Whatever is `yield`ed by the generator function, can be consumed as scrape result.

```js
async function* parseCars({ find, follow, capture }) {
const cars = find('.car')
for (const car of cars) {
yield {
brand: car.find('.brand').text(),
model: car.find('.model').text(),
ratings: await capture(car.find('a.ratings').attr('href'), parseCarRatings)
}
}
follow(find('a.next-page').href)
}

;(async function() {
const scrapeResults = scrape('https://car-list.com', parseCars)
for await (const car of scrapeResults) {
// whatever is yielded by the parser, ends up here
console.log(JSON.stringify(car))
}
})()
```

### `find(selector, [node])` Parse the DOM of the website

The `find` function allows you to extract data from the website.
It's basically just performing a [Cheerio](https://cheerio.js.org) query, so check out their
[documentation](https://github.com/cheeriojs/cheerio) for details on how to use it.

Think of `find` as the `$` in their documentation, loaded with the HTML contents of the
scraped website.

__Example__:

```js
// yields the href and text of all links from the webpage
for (const link of find('a')) {
yield {
linkHref: link.attr('href'),
linkText: link.text(),
};
}
```

The major difference between cheerio's `$` and node-scraper's `find` is, that the results of `find`
are iterable. So you can do `for (element of find(selector)) { … }` instead of having
to use a `.each` callback, which is important if we want to yield results.

The other difference is, that you can pass an optional `node` argument to `find`. This
will not search the whole document, but instead limits the search to that particular node's
inner HTML.

### `follow(url, [parser], [context])` Add another URL to parse

The main use-case for the `follow` function scraping paginated websites.
In that case you would use the href of the "next" button to let the scraper `follow` to the next page:

```js
async function* parser({ find, follow }) {
...
follow(find('a.next-page').attr('href'))
}
```

The `follow` function will by default use the current parser to parse the
results of the new URL. You can, however, provide a different parser if you like.

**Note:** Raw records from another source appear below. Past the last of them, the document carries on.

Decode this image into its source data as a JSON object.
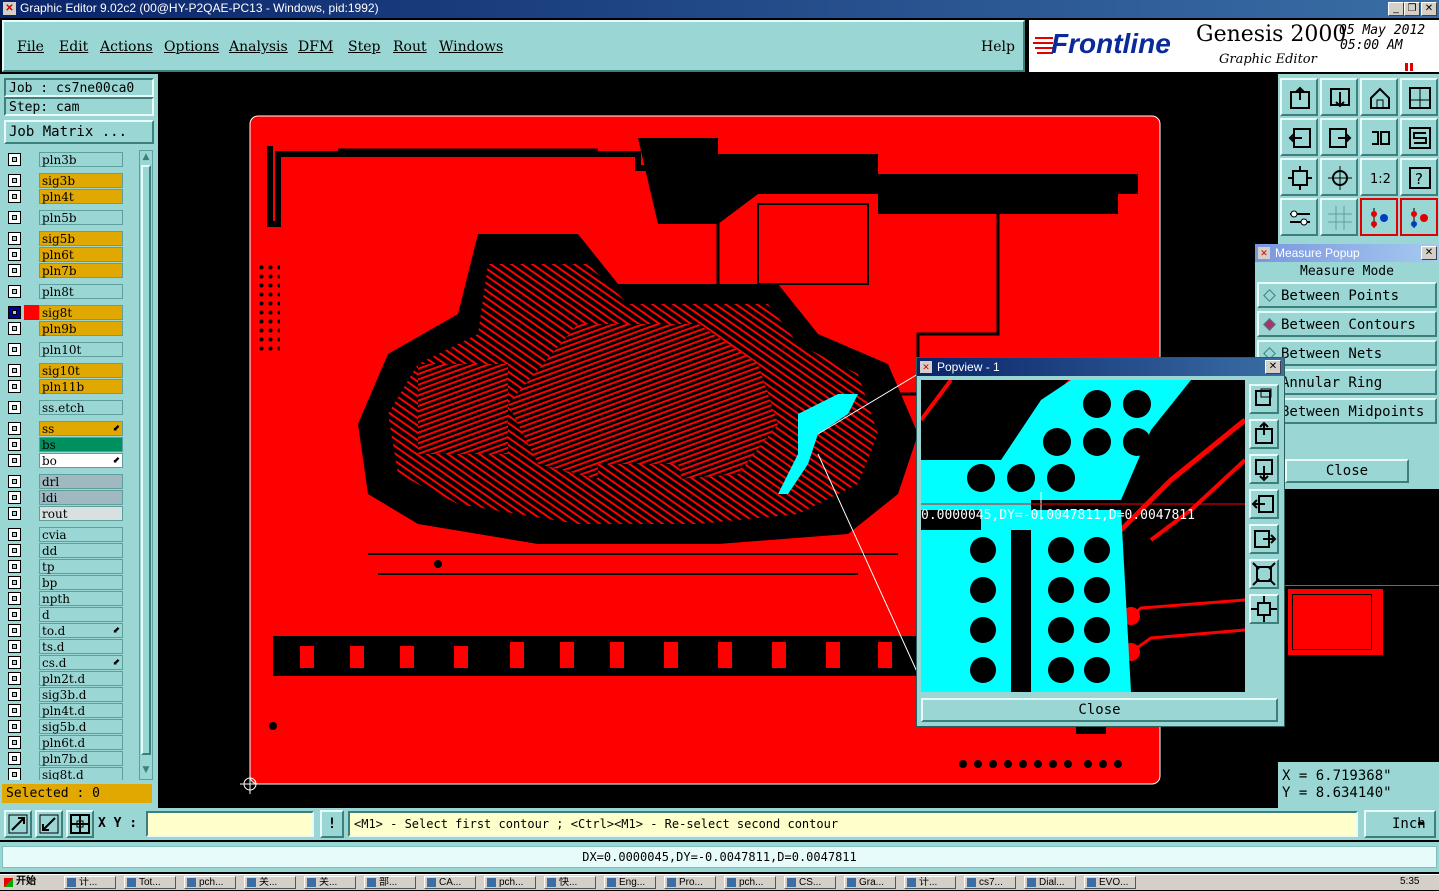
{
  "window": {
    "title": "Graphic Editor 9.02c2 (00@HY-P2QAE-PC13 - Windows, pid:1992)"
  },
  "menu": [
    "File",
    "Edit",
    "Actions",
    "Options",
    "Analysis",
    "DFM",
    "Step",
    "Rout",
    "Windows"
  ],
  "help": "Help",
  "logo": {
    "brand": "Frontline",
    "product": "Genesis 2000",
    "subtitle": "Graphic Editor",
    "date": "05 May 2012",
    "time": "05:00 AM"
  },
  "job": {
    "job": "Job : cs7ne00ca0",
    "step": "Step: cam",
    "matrix_button": "Job Matrix ..."
  },
  "layers": [
    {
      "name": "pln3b",
      "color": "#9ad7d4",
      "group": 0
    },
    {
      "name": "sig3b",
      "color": "#e0a800",
      "group": 1
    },
    {
      "name": "pln4t",
      "color": "#e0a800",
      "group": 1
    },
    {
      "name": "pln5b",
      "color": "#9ad7d4",
      "group": 2
    },
    {
      "name": "sig5b",
      "color": "#e0a800",
      "group": 3
    },
    {
      "name": "pln6t",
      "color": "#e0a800",
      "group": 3
    },
    {
      "name": "pln7b",
      "color": "#e0a800",
      "group": 3
    },
    {
      "name": "pln8t",
      "color": "#9ad7d4",
      "group": 4
    },
    {
      "name": "sig8t",
      "color": "#e0a800",
      "group": 5,
      "active": true
    },
    {
      "name": "pln9b",
      "color": "#e0a800",
      "group": 5
    },
    {
      "name": "pln10t",
      "color": "#9ad7d4",
      "group": 6
    },
    {
      "name": "sig10t",
      "color": "#e0a800",
      "group": 7
    },
    {
      "name": "pln11b",
      "color": "#e0a800",
      "group": 7
    },
    {
      "name": "ss.etch",
      "color": "#9ad7d4",
      "group": 8
    },
    {
      "name": "ss",
      "color": "#e0a800",
      "group": 9,
      "mark": "⬋"
    },
    {
      "name": "bs",
      "color": "#009060",
      "group": 9
    },
    {
      "name": "bo",
      "color": "#ffffff",
      "group": 9,
      "mark": "⬋"
    },
    {
      "name": "drl",
      "color": "#a0b8c0",
      "group": 10
    },
    {
      "name": "ldi",
      "color": "#a0b8c0",
      "group": 10
    },
    {
      "name": "rout",
      "color": "#d8e0e0",
      "group": 10
    },
    {
      "name": "cvia",
      "color": "#9ad7d4",
      "group": 11
    },
    {
      "name": "dd",
      "color": "#9ad7d4",
      "group": 11
    },
    {
      "name": "tp",
      "color": "#9ad7d4",
      "group": 11
    },
    {
      "name": "bp",
      "color": "#9ad7d4",
      "group": 11
    },
    {
      "name": "npth",
      "color": "#9ad7d4",
      "group": 11
    },
    {
      "name": "d",
      "color": "#9ad7d4",
      "group": 11
    },
    {
      "name": "to.d",
      "color": "#9ad7d4",
      "group": 11,
      "mark": "⬋"
    },
    {
      "name": "ts.d",
      "color": "#9ad7d4",
      "group": 11
    },
    {
      "name": "cs.d",
      "color": "#9ad7d4",
      "group": 11,
      "mark": "⬋"
    },
    {
      "name": "pln2t.d",
      "color": "#9ad7d4",
      "group": 11
    },
    {
      "name": "sig3b.d",
      "color": "#9ad7d4",
      "group": 11
    },
    {
      "name": "pln4t.d",
      "color": "#9ad7d4",
      "group": 11
    },
    {
      "name": "sig5b.d",
      "color": "#9ad7d4",
      "group": 11
    },
    {
      "name": "pln6t.d",
      "color": "#9ad7d4",
      "group": 11
    },
    {
      "name": "pln7b.d",
      "color": "#9ad7d4",
      "group": 11
    },
    {
      "name": "sig8t.d",
      "color": "#9ad7d4",
      "group": 11
    }
  ],
  "selected": "Selected : 0",
  "measure": {
    "title": "Measure Popup",
    "mode_label": "Measure Mode",
    "options": [
      "Between Points",
      "Between Contours",
      "Between Nets",
      "Annular Ring",
      "Between Midpoints"
    ],
    "selected_index": 1,
    "close": "Close"
  },
  "popview": {
    "title": "Popview - 1",
    "readout": "0.0000045,DY=-0.0047811,D=0.0047811",
    "close": "Close"
  },
  "coords": {
    "x": "X = 6.719368\"",
    "y": "Y = 8.634140\""
  },
  "xy_label": "X Y :",
  "xy_value": "",
  "prompt": "<M1> - Select first contour ; <Ctrl><M1> - Re-select second contour",
  "units": "Inch",
  "status": "DX=0.0000045,DY=-0.0047811,D=0.0047811",
  "taskbar": {
    "start": "开始",
    "tasks": [
      "计...",
      "Tot...",
      "pch...",
      "关...",
      "关...",
      "部...",
      "CA...",
      "pch...",
      "快...",
      "Eng...",
      "Pro...",
      "pch...",
      "CS...",
      "Gra...",
      "计...",
      "cs7...",
      "Dial...",
      "EVO..."
    ],
    "clock": "5:35"
  },
  "colors": {
    "panel": "#9ad7d4",
    "copper": "#ff0000",
    "highlight": "#00ffff",
    "active_layer": "#e0a800"
  }
}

### `capture(url, parser, [context])` Parse URLs without yielding the results

The `capture` function is somewhat similar to the `follow` function: It takes
a new URL and a parser function as argument to scrape data. But instead of yielding the data as scrape results
it instead returns them as an array.

This is useful if you want add more details to a scraped object, where getting those details requires
an additional network request:

```js
async function* parseCars({ find, follow, capture }) {
const cars = find('.car')
for (const car of cars) {
yield {
brand: car.find('.brand').text(),
model: car.find('.model').text(),
ratings: await capture(car.find('a.ratings').attr('href'), parseCarRatings)
}
}
}
```

In the example above the comments for each car are located on a nested car
details page. We are therefore making a `capture` call. All `yield`s from the
`parseCarRatings` parser will be added to the resulting array that we're
assigning to the `ratings` property.

Note that we have to use `await`, because network requests are always asynchronous.